JAMA. 2012;308(19):2020-2029. doi:10.1001/jama.2012.36918

Behavioral symptoms such as repetitive speech, wandering, and sleep disturbances are a core clinical feature of Alzheimer disease and related dementias. If untreated, these behaviors can accelerate disease progression, worsen functional decline and quality of life, cause significant caregiver distress, and result in earlier nursing home placement.

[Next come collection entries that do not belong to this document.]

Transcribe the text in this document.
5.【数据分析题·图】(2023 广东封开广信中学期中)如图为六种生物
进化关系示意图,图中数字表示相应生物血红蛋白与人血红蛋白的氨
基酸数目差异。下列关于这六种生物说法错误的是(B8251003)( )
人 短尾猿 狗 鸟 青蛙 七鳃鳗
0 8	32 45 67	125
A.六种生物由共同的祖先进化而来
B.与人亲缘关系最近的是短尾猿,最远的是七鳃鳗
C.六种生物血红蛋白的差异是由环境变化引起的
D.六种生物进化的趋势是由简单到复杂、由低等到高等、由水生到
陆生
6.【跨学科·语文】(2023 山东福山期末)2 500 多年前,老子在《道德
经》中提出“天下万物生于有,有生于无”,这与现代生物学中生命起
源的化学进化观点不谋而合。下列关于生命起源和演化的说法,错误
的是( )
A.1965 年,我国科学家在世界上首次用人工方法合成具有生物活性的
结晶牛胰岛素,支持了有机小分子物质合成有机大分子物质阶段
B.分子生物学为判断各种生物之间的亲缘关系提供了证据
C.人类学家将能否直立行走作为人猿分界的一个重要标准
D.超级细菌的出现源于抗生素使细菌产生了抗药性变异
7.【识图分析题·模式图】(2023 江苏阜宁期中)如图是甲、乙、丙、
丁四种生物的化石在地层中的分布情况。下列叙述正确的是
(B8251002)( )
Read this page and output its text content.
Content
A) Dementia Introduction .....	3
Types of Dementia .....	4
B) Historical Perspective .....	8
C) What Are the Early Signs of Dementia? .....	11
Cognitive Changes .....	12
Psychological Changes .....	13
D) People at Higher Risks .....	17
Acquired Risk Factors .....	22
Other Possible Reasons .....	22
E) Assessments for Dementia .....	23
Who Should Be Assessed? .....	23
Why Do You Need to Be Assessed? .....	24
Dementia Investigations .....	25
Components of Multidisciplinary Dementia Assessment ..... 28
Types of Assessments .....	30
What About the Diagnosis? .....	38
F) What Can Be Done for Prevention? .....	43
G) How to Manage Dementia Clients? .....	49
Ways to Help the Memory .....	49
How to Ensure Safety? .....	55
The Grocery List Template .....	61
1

Systematic screening for behavioral symptoms in dementia is an important prevention strategy that facilitates early treatment of behavioral symptoms by identifying underlying causes and tailoring a treatment plan. First-line nonpharmacologic treatments are recommended because available pharmacologic treatments are only modestly effective, have notable risks, and do not effectively treat some of the behaviors that family members and caregivers find most distressing. Examples of nonpharmacologic treatments include provision of caregiver education and support, training in problem solving, and targeted therapy directed at the underlying causes for specific behaviors (eg, implementing nighttime routines to address sleep disturbances). Based on an actual case, we characterize common behavioral symptoms and describe a strategy for selecting evidence-based nonpharmacologic dementia treatments. Nonpharmacologic management of behavioral symptoms in dementia can significantly improve quality of life and patient-caregiver satisfaction.